В моих ушах засвистел холодный, обжигающий ветер. Он дул с бескрайних просторов свинцового моря.

Я решил повидаться с первым штурманом Данаэ. Мне повезло: он находился в космопорте на севере Гренландии. Я воспользовался транспортно-грузовой ракетой, курсирующей над Северной Америкой, и прибыл в Нью-Онтарио, а там пересел на динамоплан.

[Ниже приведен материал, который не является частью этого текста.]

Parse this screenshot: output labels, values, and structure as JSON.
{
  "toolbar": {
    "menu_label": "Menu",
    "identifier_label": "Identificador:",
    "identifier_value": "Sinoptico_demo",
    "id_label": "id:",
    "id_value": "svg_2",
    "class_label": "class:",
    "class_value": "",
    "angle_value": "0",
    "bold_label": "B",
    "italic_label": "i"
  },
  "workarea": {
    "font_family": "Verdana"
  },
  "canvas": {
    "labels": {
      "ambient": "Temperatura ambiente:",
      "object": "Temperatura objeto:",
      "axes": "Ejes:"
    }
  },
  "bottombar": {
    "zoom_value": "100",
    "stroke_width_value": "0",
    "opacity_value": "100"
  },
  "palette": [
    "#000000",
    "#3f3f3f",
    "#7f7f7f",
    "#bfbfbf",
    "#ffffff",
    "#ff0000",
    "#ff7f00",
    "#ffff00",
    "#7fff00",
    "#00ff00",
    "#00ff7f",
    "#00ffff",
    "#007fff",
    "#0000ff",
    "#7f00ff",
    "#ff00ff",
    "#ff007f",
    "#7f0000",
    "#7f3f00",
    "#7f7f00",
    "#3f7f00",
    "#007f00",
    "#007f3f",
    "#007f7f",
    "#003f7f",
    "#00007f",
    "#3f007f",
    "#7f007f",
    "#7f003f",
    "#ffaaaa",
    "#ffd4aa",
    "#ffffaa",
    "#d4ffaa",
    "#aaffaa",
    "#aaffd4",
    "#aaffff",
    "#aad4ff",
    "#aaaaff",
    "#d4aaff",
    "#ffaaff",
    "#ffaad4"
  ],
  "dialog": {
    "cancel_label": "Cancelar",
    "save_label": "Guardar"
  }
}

Прибыв в гренландский космопорт, я тут же пошел в канцелярию. Солнце, отражавшееся от гладкой поверхности ледяного поля, резало глаза. Белое поле без единого темного пятнышка, без единой тени. Ослепительный свет. Впечатление угнетающее.

Начальник порта, пожилой седой мужчина, при моем приближении поднял голову. На его столе я увидел кучу каких-то пожелтевших бумаг. Словно они лежали здесь с незапамятных времен.

— Вы по какому вопросу?

— Я хочу повидать Данаэ.

Глаза мужчины смотрели в пространство.

— Данаэ. Так, так…

— Да, мне нужно с ним повидаться.

— А его уже нет.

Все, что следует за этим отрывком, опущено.